Nursing Care Plan for Spinal Cord Injury

Pathophysiology

The spinal cord is the bundle of nerves that comes off of the brain stem, runs down through the vertebral column, and branches out to innervate the entire body. A spinal cord injury means that nerve impulses below that point will no longer be sent.  This includes motor and sensory impulses. Injuries to the spinal cord could be complete, in which the spinal cord is completely severed or damaged all the way through the cord. They could also be incomplete in which only a portion of the cord is damaged, such as anterior cord syndrome, central cord syndrome, and brown-sequard syndrome.

Etiology

Spinal cord injuries are most commonly caused by trauma like a motor vehicle collision or fall, but can also be caused by penetrating trauma like stabbings or gunshot wounds that penetrate the spinal column.

Desired Outcome

Preserve and maintain optimal function, minimize complications.

Spinal Cord Injury Nursing Care Plan

Subjective Data:

  • Loss of sensory function below the level of the injury

Autonomic Dysreflexia

  • Blurry vision
  • Feeling hot
  • Restless/anxious

Objective Data:

  • Loss of motor function below the level of the injury
  • Respiratory distress if high-level injury (C3-C5)

Autonomic Dysreflexia

  • Severe hypertension
  • Bradycardia
  • Increased temp
  • Flushed skin
  • Seizures

Neurogenic Shock

  • Hypotension
  • Bradycardia
  • Increased temp
  • Flushed skin

Nursing Interventions and Rationales

  1. Immobilize initially with C-collar and spinal precautions (log-roll)

  2. Maintain full spinal precautions until cleared by a neurosurgeon. This involves a c-collar to immobilize the neck, keeping the HOB flat, and using a strict log-roll technique for turning. Any twist or bend of the spine could cause further damage to the spinal cord.

  3. Manage and maintain Halo brace, including pin care twice daily

  4. Halo brace is used to immobilize the cervical spine with unstable vertebral fractures. Four pins are inserted into the skull – pin care should be done twice daily to prevent infection at the pin sites. A wrench should be kept at bedside to remove the vest in the case that chest compressions are needed.

  5. Administer medications

    • Analgesics
    • Muscle Relaxants
  6. Patients may experience pain from the initial trauma as well as neuropathic pain due to the nerve injuries. Muscle relaxants like cyclobenzaprine and gabapentin can also help ease any muscle spasms or nerve pain.

  7. Encourage PT/OT, passive and active ROM

  8. PT and OT can help the patient to maintain whatever functional ability they have. ROM exercises help to prevent atrophy and contractures.
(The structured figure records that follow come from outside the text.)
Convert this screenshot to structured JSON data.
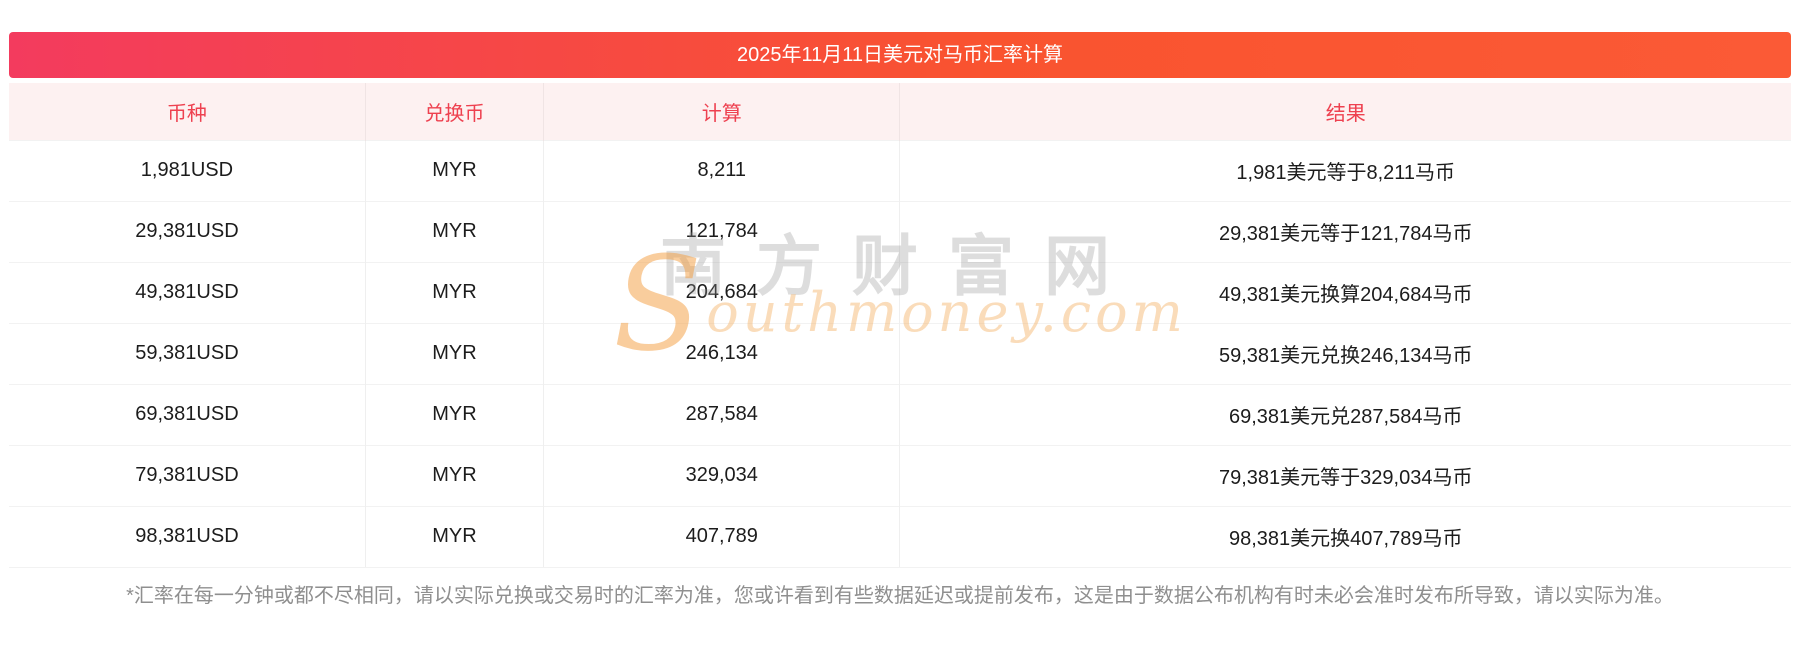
{
  "header": {
    "title": "2025年11月11日美元对马币汇率计算",
    "gradient_left": "#f33b5e",
    "gradient_right": "#fb5a36"
  },
  "table": {
    "columns": [
      "币种",
      "兑换币",
      "计算",
      "结果"
    ],
    "header_text_color": "#ee4150",
    "header_bg_color": "#fdf1f1",
    "rows": [
      {
        "currency": "1,981USD",
        "exchange": "MYR",
        "calc": "8,211",
        "result": "1,981美元等于8,211马币"
      },
      {
        "currency": "29,381USD",
        "exchange": "MYR",
        "calc": "121,784",
        "result": "29,381美元等于121,784马币"
      },
      {
        "currency": "49,381USD",
        "exchange": "MYR",
        "calc": "204,684",
        "result": "49,381美元换算204,684马币"
      },
      {
        "currency": "59,381USD",
        "exchange": "MYR",
        "calc": "246,134",
        "result": "59,381美元兑换246,134马币"
      },
      {
        "currency": "69,381USD",
        "exchange": "MYR",
        "calc": "287,584",
        "result": "69,381美元兑287,584马币"
      },
      {
        "currency": "79,381USD",
        "exchange": "MYR",
        "calc": "329,034",
        "result": "79,381美元等于329,034马币"
      },
      {
        "currency": "98,381USD",
        "exchange": "MYR",
        "calc": "407,789",
        "result": "98,381美元换407,789马币"
      }
    ]
  },
  "watermark": {
    "cn": "南方财富网",
    "en_initial": "S",
    "en_rest": "outhmoney.com"
  },
  "footer": {
    "note": "*汇率在每一分钟或都不尽相同，请以实际兑换或交易时的汇率为准，您或许看到有些数据延迟或提前发布，这是由于数据公布机构有时未必会准时发布所导致，请以实际为准。"
  }
}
  9. Monitor hemodynamics for signs of Autonomic Dysreflexia or Neurogenic Shock

  10. Neurogenic shock is a risk within the first 24-72 hours, autonomic dysreflexia is a risk any time. Both show warm, flushed skin and an elevated temperature. Neurogenic shock shows hypotension and bradycardia, while autonomic dysreflexia shows hypertension and bradycardia. Find and treat  cause of A.D. as soon as possible.

  11. Monitor for and provide interventions to prevent complications of immobility:

    • Chest expansion exercises
    • DVT prophylaxis
    • Pad bony prominences, turn q2h
  12. Immobility can lead to pneumonia, DVT/thrombophlebitis, and pressure ulcers. Monitor for signs and intervene to prevent them. Assess skin with every turn, monitoring for developing pressure ulcers (they can develop in as little as 2 hours).  

  13. Provide resources for community support, refer to social worker for home care resources

  14. Spinal cord injury patients often require many resources in the community and in their home for care, including wheelchairs, assistive devices, shower chairs, hospital beds, etc. The social worker can help to set these things up for the patient.